3. Il résulte de l’instruction que l’action en recouvrement exercée contre M. X, qui notamment ne porte que sur la part de la société de L’assignat qu’il détenait, l’a été en sa seule qualité d’associé, et non en tant que liquidateur de la société. La dissolution de la société de L’assignat ayant été publiée au Bulletin officiel des annonces civiles et commerciales le 18 mars 2012, cette date constitue le point de départ du délai de prescription prévu à l’article 1859 du code civil.
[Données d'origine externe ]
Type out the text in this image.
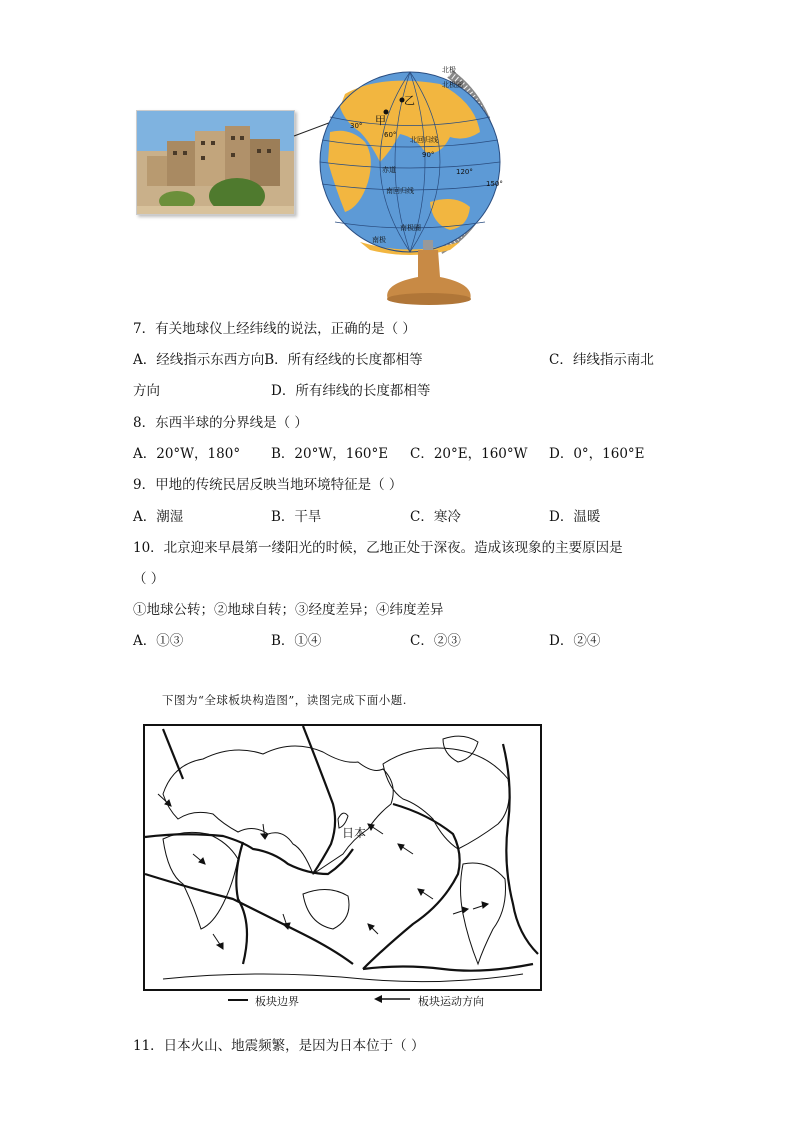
北极
北极圈
北回归线
赤道
南回归线
南极圈
南极
30°
60°
90°
120°
150°
甲
乙
7．有关地球仪上经纬线的说法，正确的是（ ）
A．经线指示东西方向B．所有经线的长度都相等	C．纬线指示南北
方向	D．所有纬线的长度都相等
8．东西半球的分界线是（ ）
A．20°W，180° B．20°W，160°E C．20°E，160°W D．0°，160°E
9．甲地的传统民居反映当地环境特征是（ ）
A．潮湿	B．干旱	C．寒冷	D．温暖
10．北京迎来早晨第一缕阳光的时候，乙地正处于深夜。造成该现象的主要原因是
（ ）
①地球公转；②地球自转；③经度差异；④纬度差异
A．①③	B．①④	C．②③	D．②④
下图为“全球板块构造图”，读图完成下面小题.
日本
板块边界	板块运动方向
11．日本火山、地震频繁，是因为日本位于（ ）
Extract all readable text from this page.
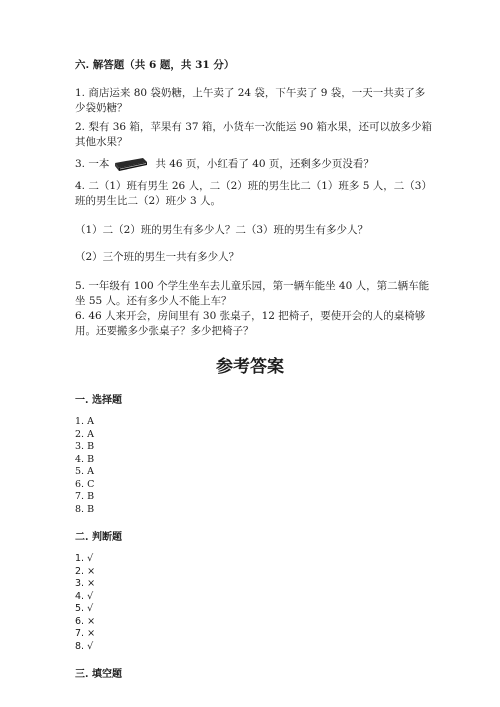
六. 解答题（共 6 题，共 31 分）

1. 商店运来 80 袋奶糖，上午卖了 24 袋，下午卖了 9 袋，一天一共卖了多少袋奶糖？

2. 梨有 36 箱，苹果有 37 箱，小货车一次能运 90 箱水果，还可以放多少箱其他水果？

3. 一本	共 46 页，小红看了 40 页，还剩多少页没看？

4. 二（1）班有男生 26 人，二（2）班的男生比二（1）班多 5 人，二（3）班的男生比二（2）班少 3 人。

（1）二（2）班的男生有多少人？二（3）班的男生有多少人？

（2）三个班的男生一共有多少人？

5. 一年级有 100 个学生坐车去儿童乐园，第一辆车能坐 40 人，第二辆车能坐 55 人。还有多少人不能上车？

6. 46 人来开会，房间里有 30 张桌子，12 把椅子，要使开会的人的桌椅够用。还要搬多少张桌子？多少把椅子？

参考答案
一. 选择题
1. A
2. A
3. B
4. B
5. A
6. C
7. B
8. B
二. 判断题
1. √
2. ×
3. ×
4. √
5. √
6. ×
7. ×
8. √
三. 填空题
Dès lors, la prescription quinquennale prévue par ces dispositions, dont le cours n’a été interrompu ni par l’avis de mise en recouvrement du 30 juin 2014 adressé à la société de L’assignat ni par les actes de poursuite diligentés à l’encontre de cette société, était acquise à la date de notification de l’avis de mise en recouvrement à M. X, soit le 14 août 2019. Dans ces conditions, c’est à bon droit que le tribunal administratif de Paris a déchargé M. X de la somme de 146 910,06 euros résultant de cet avis de mise en recouvrement en raison de la prescription d’assiette prévue par ces dispositions du code civil.
4. Il résulte de tout ce qui précède que le ministre de l’économie, des finances et de la souveraineté industrielle et numérique n’est pas fondé à soutenir que c’est à tort que, par le jugement attaqué, le tribunal administratif de Paris a prononcé la décharge de la somme de 146 910,06 euros résultant de l’avis de mise en recouvrement du 14 août 2019.
4 N° 24PA04966
5. Il n’y a pas lieu, dans les circonstances de l’espèce, de mettre à la charge de l’Etat une somme à verser à M. X au titre des frais exposés et non compris dans les dépens.
DECIDE :
Article 1er : La requête présentée par le ministre de l’économie, des finances et de la souveraineté industrielle et numérique est rejetée.
Article 2 : Les conclusions de M. X au titre de l’article L. 761-1 du code de justice administrative sont rejetées.
Article 3 : Le présent arrêt sera notifié au ministre de l’économie, des finances et de la souveraineté industrielle, énergétique et numérique et à M. Z X.
Copie en sera adressée à la direction régionale des finances publiques d’Ile-de-France et de Paris.
Délibéré après l’audience du 25 septembre 2025, à laquelle siégeaient :
- M. Y, président,
- Mme Milon, présidente assesseure,
- Mme Lellig, première conseillère.
Rendu public par mise à disposition au greffe, le 20 octobre 2025.
Le président-rapporteur, L’assesseure la plus ancienne A. AA dans l’ordre du tableau, A. MILON
La greffière, E. AB
La République mande et ordonne au ministre de l’économie, des finances et de la souveraineté industrielle, énergétique et numérique en ce qui le concerne, ou à tous commissaires de justice à ce requis, en ce qui concerne les voies de droit commun contre les parties privées, de pourvoir à l’exécution du présent arrêt.